The Nobel Foundation has made a dataset available of all prize winners from the outset of the awards from 1901 to 2023. The dataset used in this project is from the Nobel Prize API and is available in the `nobel.csv` file in the `data` folder.

In this project, you'll get a chance to explore and answer several questions related to this prizewinning data. And we encourage you then to explore further questions that you're interested in!

In [171]:
# Loading in required libraries
import pandas as pd
import seaborn as sns
import numpy as np

# Adding the "csv" data.
nobel_ds = pd.read_csv("./data/nobel.csv")

## 1) Most commonly awarded gender and birth country?

In [179]:
# Most commonly awarded gender and birth country?
top_gender = nobel_ds["sex"].value_counts().index[0]
top_country = nobel_ds["birth_country"].value_counts().index[0]
print(f"The most common gender is {top_gender} and the most common country is {top_country}")

The most common gender is Male and the most common country is United States of America


## 2) What decade had the highest proportion of US-born winners?

In [180]:
nobel_ds_v2 = nobel_ds.copy() # let's copy this
nobel_ds_v2['usa_born_winner'] = nobel_ds_v2['birth_country'] == 'United States of America' # Create a column "usa_born_winner"
# dividing year by 10 to get the de last digit in decimal so we can apply np.floor() --> np.floor() to get the lower decimal --> multiply by 10 to get the decade
nobel_ds_v2["decade"] = (np.floor(nobel_ds_v2["year"]/10) * 10).astype(int)
# Now let's group by "decade" with the `as_index=False` to get the ouput as a Data.Frame. Then apply mean() to the "usa_born_winner" column.
prop_usa_winners = nobel_ds_v2.groupby("decade", as_index=False)["usa_born_winner"].mean()

# Let's see what row has the maximun value for the column "usa_born_winner".
max_decade_usa = prop_usa_winners[prop_usa_winners["usa_born_winner"] == prop_usa_winners["usa_born_winner"].max()]
max_decade_usa = max_decade_usa["decade"].values[0] # Let's isolate "usa_born_winner" value:
print(f"The decade with the highest proportion of US-born winners is {max_decade_usa}")

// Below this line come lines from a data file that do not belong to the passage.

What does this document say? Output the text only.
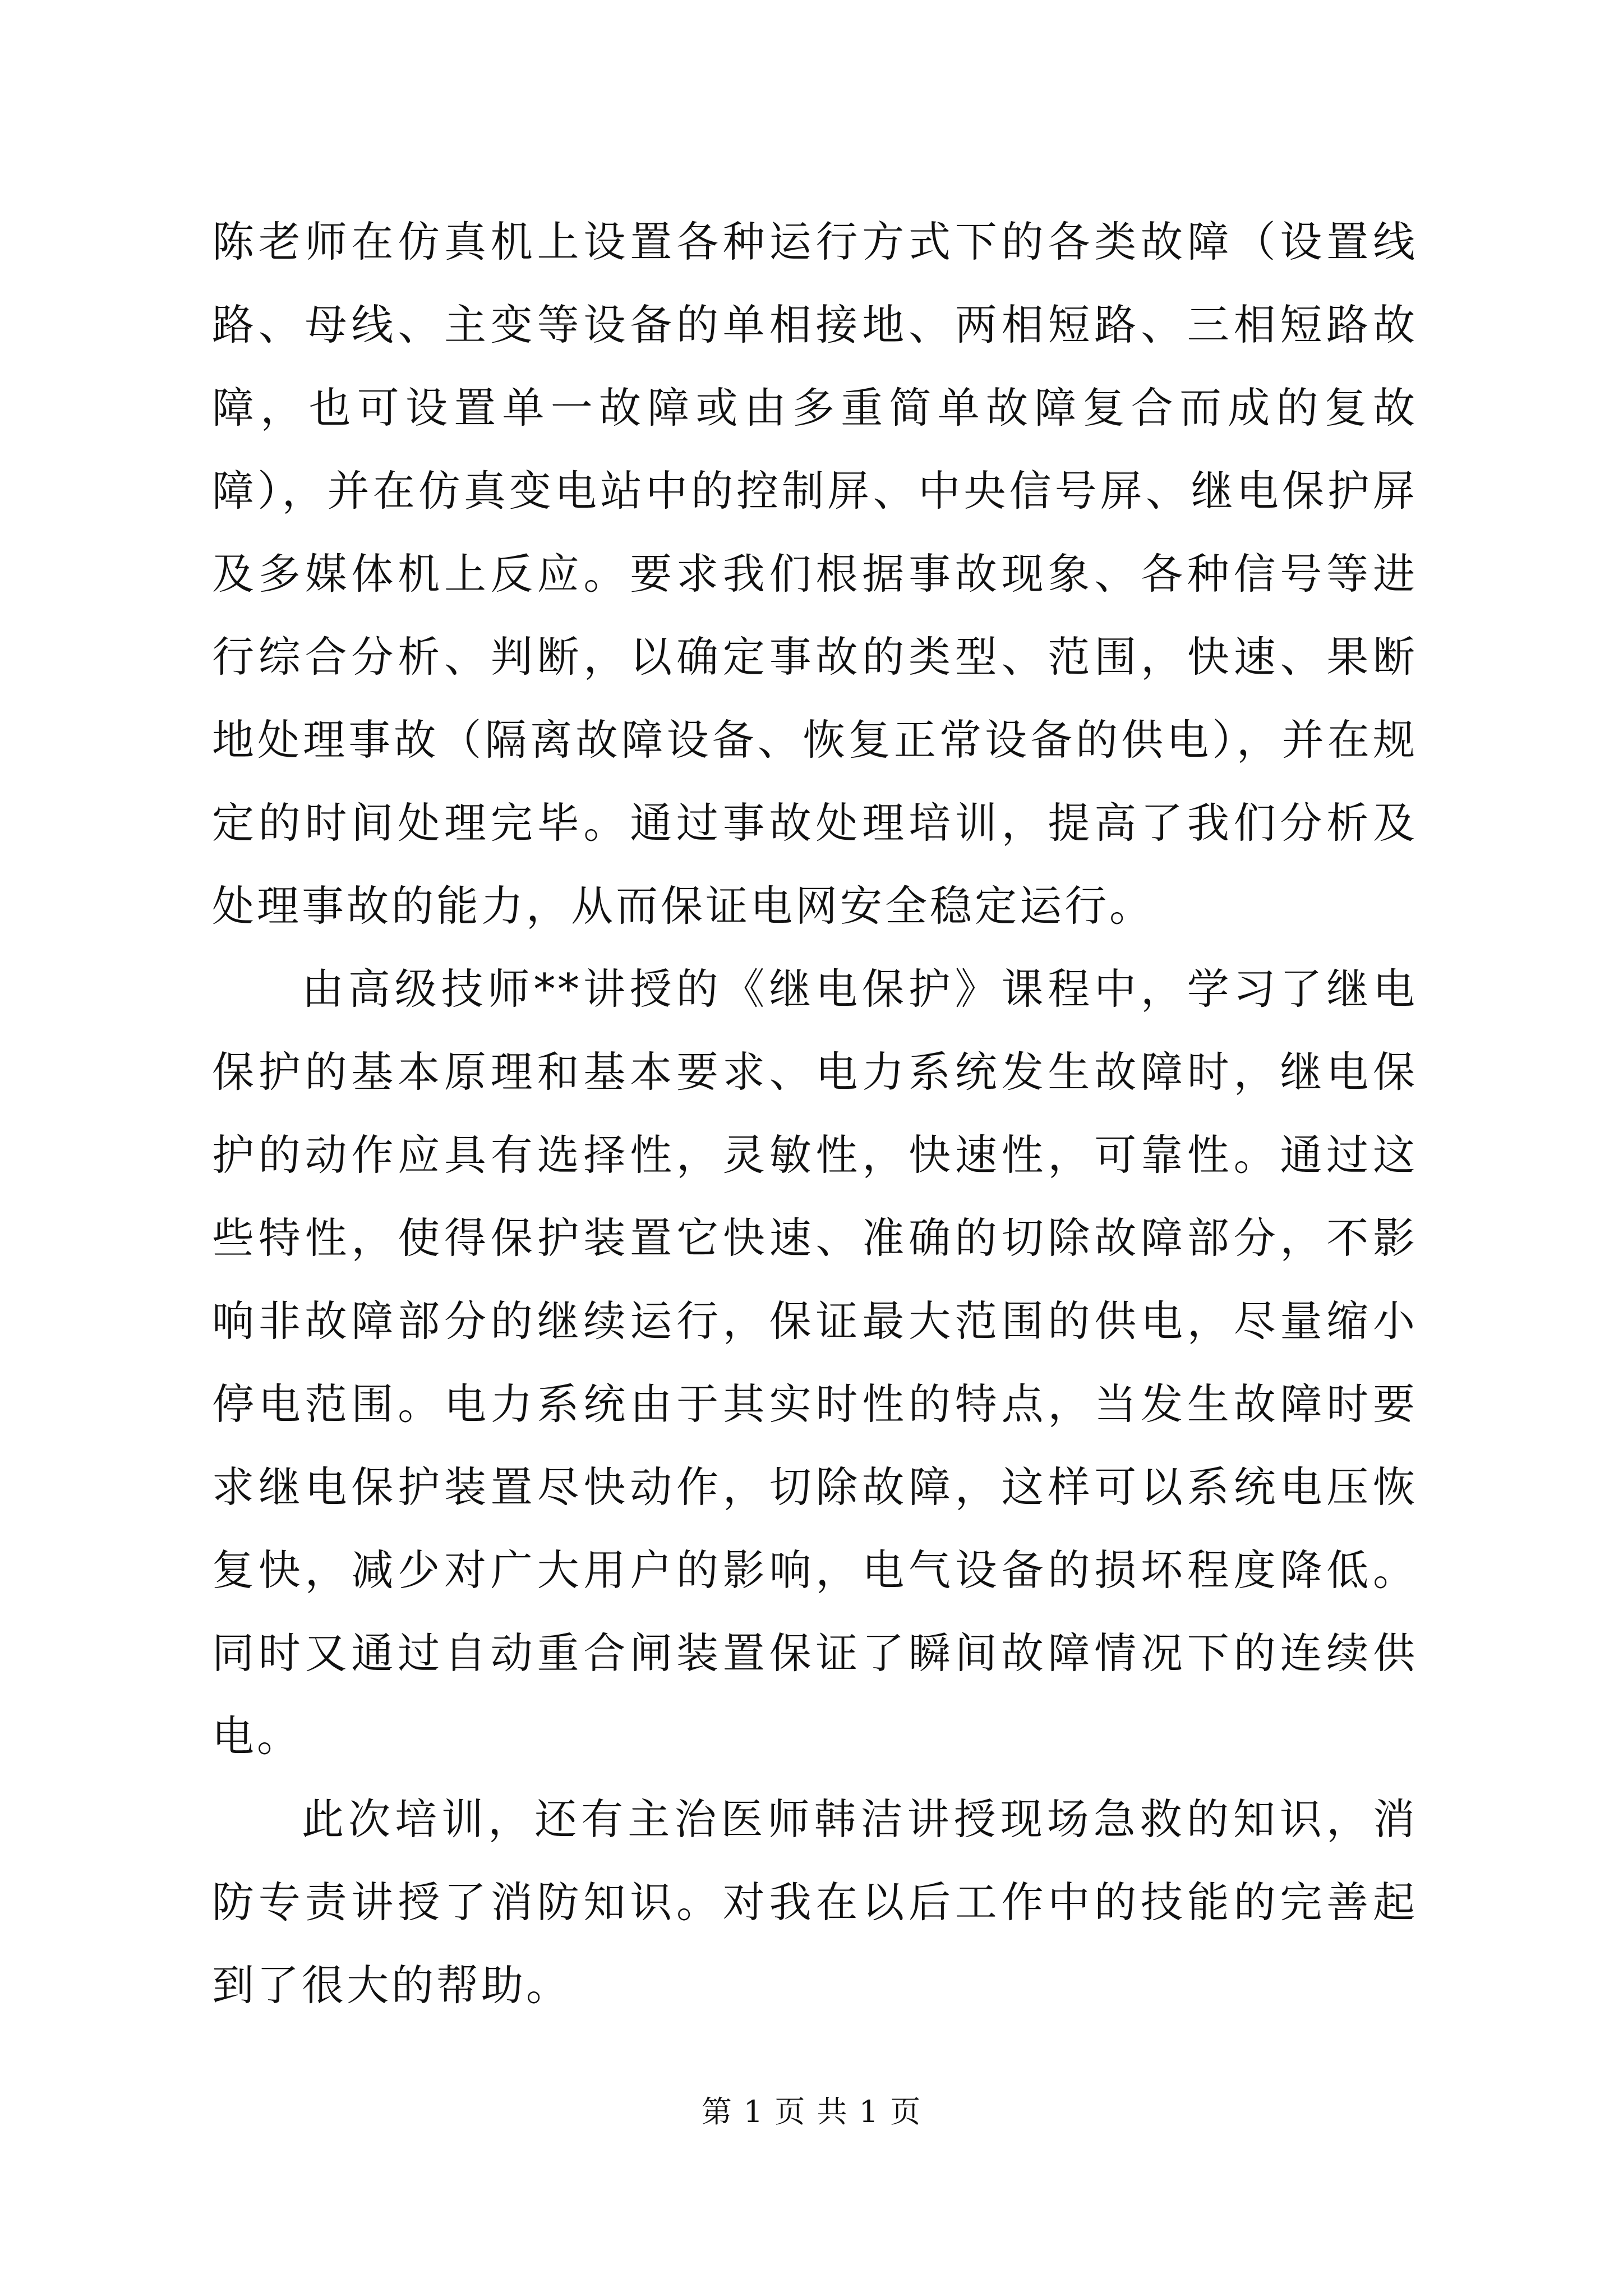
陈老师在仿真机上设置各种运行方式下的各类故障（设置线路、母线、主变等设备的单相接地、两相短路、三相短路故障，也可设置单一故障或由多重简单故障复合而成的复故障），并在仿真变电站中的控制屏、中央信号屏、继电保护屏及多媒体机上反应。要求我们根据事故现象、各种信号等进行综合分析、判断，以确定事故的类型、范围，快速、果断地处理事故（隔离故障设备、恢复正常设备的供电），并在规定的时间处理完毕。通过事故处理培训，提高了我们分析及处理事故的能力，从而保证电网安全稳定运行。

由高级技师**讲授的《继电保护》课程中，学习了继电保护的基本原理和基本要求、电力系统发生故障时，继电保护的动作应具有选择性，灵敏性，快速性，可靠性。通过这些特性，使得保护装置它快速、准确的切除故障部分，不影响非故障部分的继续运行，保证最大范围的供电，尽量缩小停电范围。电力系统由于其实时性的特点，当发生故障时要求继电保护装置尽快动作，切除故障，这样可以系统电压恢复快，减少对广大用户的影响，电气设备的损坏程度降低。同时又通过自动重合闸装置保证了瞬间故障情况下的连续供电。

此次培训，还有主治医师韩洁讲授现场急救的知识，消防专责讲授了消防知识。对我在以后工作中的技能的完善起到了很大的帮助。

第 1 页 共 1 页
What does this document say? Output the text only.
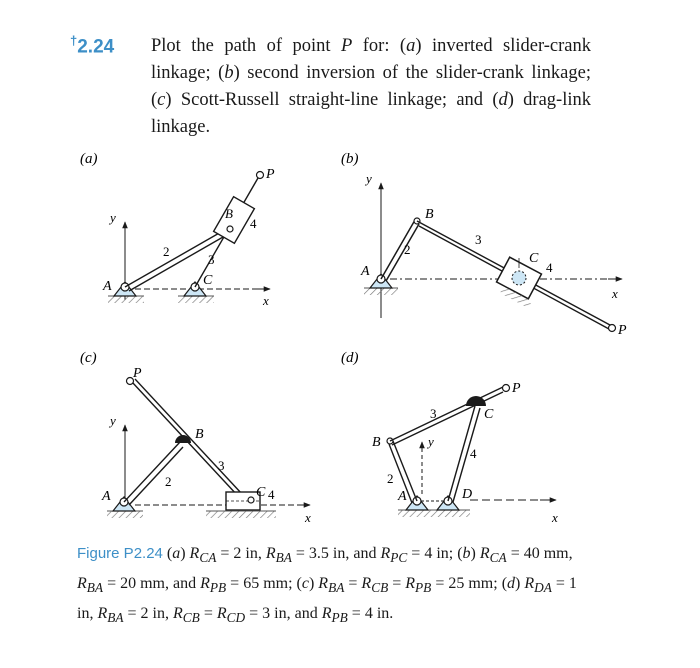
†2.24 Plot the path of point P for: (a) inverted slider-crank linkage; (b) second inversion of the slider-crank linkage; (c) Scott-Russell straight-line linkage; and (d) drag-link linkage.
(a)
y
x
A	C
2
3
B
4
P
(b)
y
x
A
B
2
3
P
C
4
(c)
y
x
A
2
P
B
3
C 4
(d)
y
x
A	D
B
2
P
3	C
4
Figure P2.24 (a) $R_{CA} = 2$ in, $R_{BA} = 3.5$ in, and $R_{PC} = 4$ in; (b) $R_{CA} = 40$ mm, $R_{BA} = 20$ mm, and $R_{PB} = 65$ mm; (c) $R_{BA} = R_{CB} = R_{PB} = 25$ mm; (d) $R_{DA} = 1$ in, $R_{BA} = 2$ in, $R_{CB} = R_{CD} = 3$ in, and $R_{PB} = 4$ in.
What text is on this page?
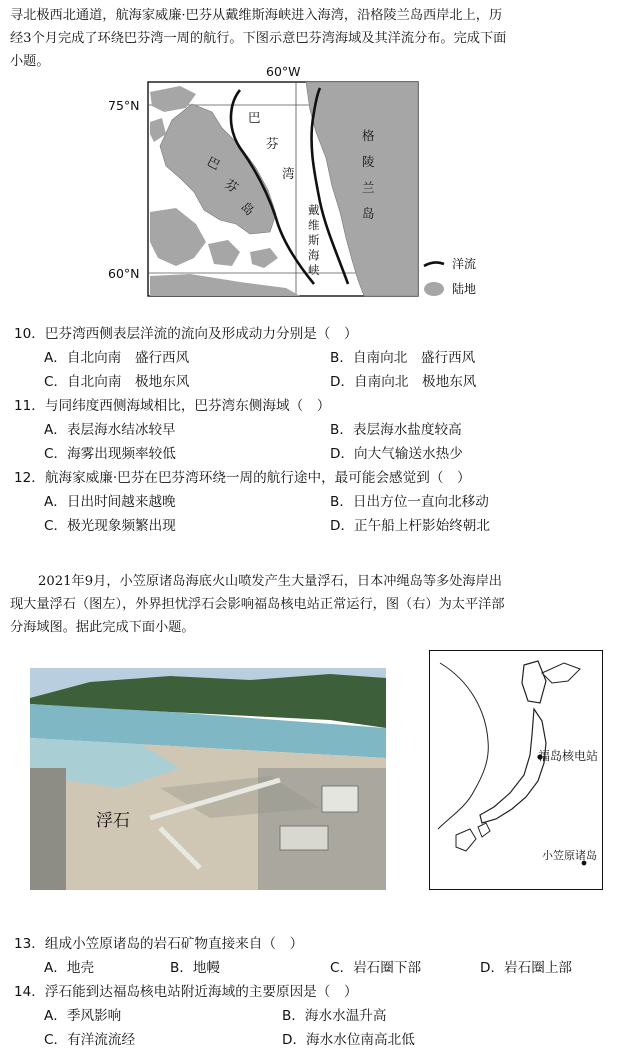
寻北极西北通道，航海家威廉·巴芬从戴维斯海峡进入海湾，沿格陵兰岛西岸北上，历
经3个月完成了环绕巴芬湾一周的航行。下图示意巴芬湾海域及其洋流分布。完成下面
小题。
60°W
75°N
60°N
巴
芬
湾
巴
芬
岛
格
陵
兰
岛
戴
维
斯
海
峡	洋流
陆地
10．巴芬湾西侧表层洋流的流向及形成动力分别是（　）
A．自北向南　盛行西风	B．自南向北　盛行西风
C．自北向南　极地东风	D．自南向北　极地东风
11．与同纬度西侧海域相比，巴芬湾东侧海域（　）
A．表层海水结冰较早	B．表层海水盐度较高
C．海雾出现频率较低	D．向大气输送水热少
12．航海家威廉·巴芬在巴芬湾环绕一周的航行途中，最可能会感觉到（　）
A．日出时间越来越晚	B．日出方位一直向北移动
C．极光现象频繁出现	D．正午船上杆影始终朝北
2021年9月，小笠原诸岛海底火山喷发产生大量浮石，日本冲绳岛等多处海岸出
现大量浮石（图左），外界担忧浮石会影响福岛核电站正常运行，图（右）为太平洋部
分海域图。据此完成下面小题。
浮石
福岛核电站
小笠原诸岛
13．组成小笠原诸岛的岩石矿物直接来自（　）
A．地壳	B．地幔	C．岩石圈下部	D．岩石圈上部
14．浮石能到达福岛核电站附近海域的主要原因是（　）
A．季风影响	B．海水水温升高
C．有洋流流经	D．海水水位南高北低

The decade with the highest proportion of US-born winners is 2000


## 3) What decade and category pair had the highest proportion of female laureates?

Because we are talking about **decade**, we have to to use the `nobel_ds_v2` *data.frame*, since this one's got the decade correctly made.

In [174]:
# First let's isolate what we need
nobel_ds_v3 = nobel_ds_v2[["decade", "category", "sex"]].copy()

# Filter for female and then count
female_counts = nobel_ds_v3[nobel_ds_v3['sex'] == 'Female'].groupby(["decade", "category"], as_index=False).size()

# Finding the max count
max_count = female_counts['size'].max()

# Filtering for the row(s) with the max count
max_female_rows = female_counts[female_counts['size'] == max_count]

# Converting the result to a dictionary
max_female_dict = max_female_rows.to_dict('records')

print(f"The decade and category pair with the highest proportion of female laureates is: {max_female_dict[0]['decade']} and {max_female_dict[0]['category']}")


## 4) Who was the first woman to receive a Nobel Prize, and in what category?

In [175]:
# Let's isolate the needed data
nobel_ds_v4 = nobel_ds_v2[["sex", "category", "year", "full_name"]].copy()

# Now only for women
nobel_ds_v4 = nobel_ds_v4[nobel_ds_v4["sex"] == "Female"]

# Now for the date
nobel_ds_v4 = nobel_ds_v4[nobel_ds_v4["year"] == nobel_ds_v4["year"].min()]
first_woman_name = nobel_ds_v4['full_name'].values[0]
first_woman_category = nobel_ds_v4['category'].values[0]
print(f"The first woman to receive a Nobel Prize was {first_woman_name} in the category {first_woman_category}")

## 5) Which individuals or organizations have won multiple Nobel Prizes throughout the years?

In [181]:
# First let's isolated the needed data
nobel_ds_v5 = nobel_ds_v2[["full_name", "laureate_type"]].copy()

# The rest of the coding
max_value = nobel_ds_v5["full_name"].value_counts()
repeats = max_value[max_value >= 2].index
repeat_list = list(repeats)
print(f"The repeat winners are: {repeat_list}")

The repeat winners are: ['Comité international de la Croix Rouge (International Committee of the Red Cross)', 'Linus Carl Pauling', 'John Bardeen', 'Frederick Sanger', 'Marie Curie, née Sklodowska', 'Office of the United Nations High Commissioner for Refugees (UNHCR)']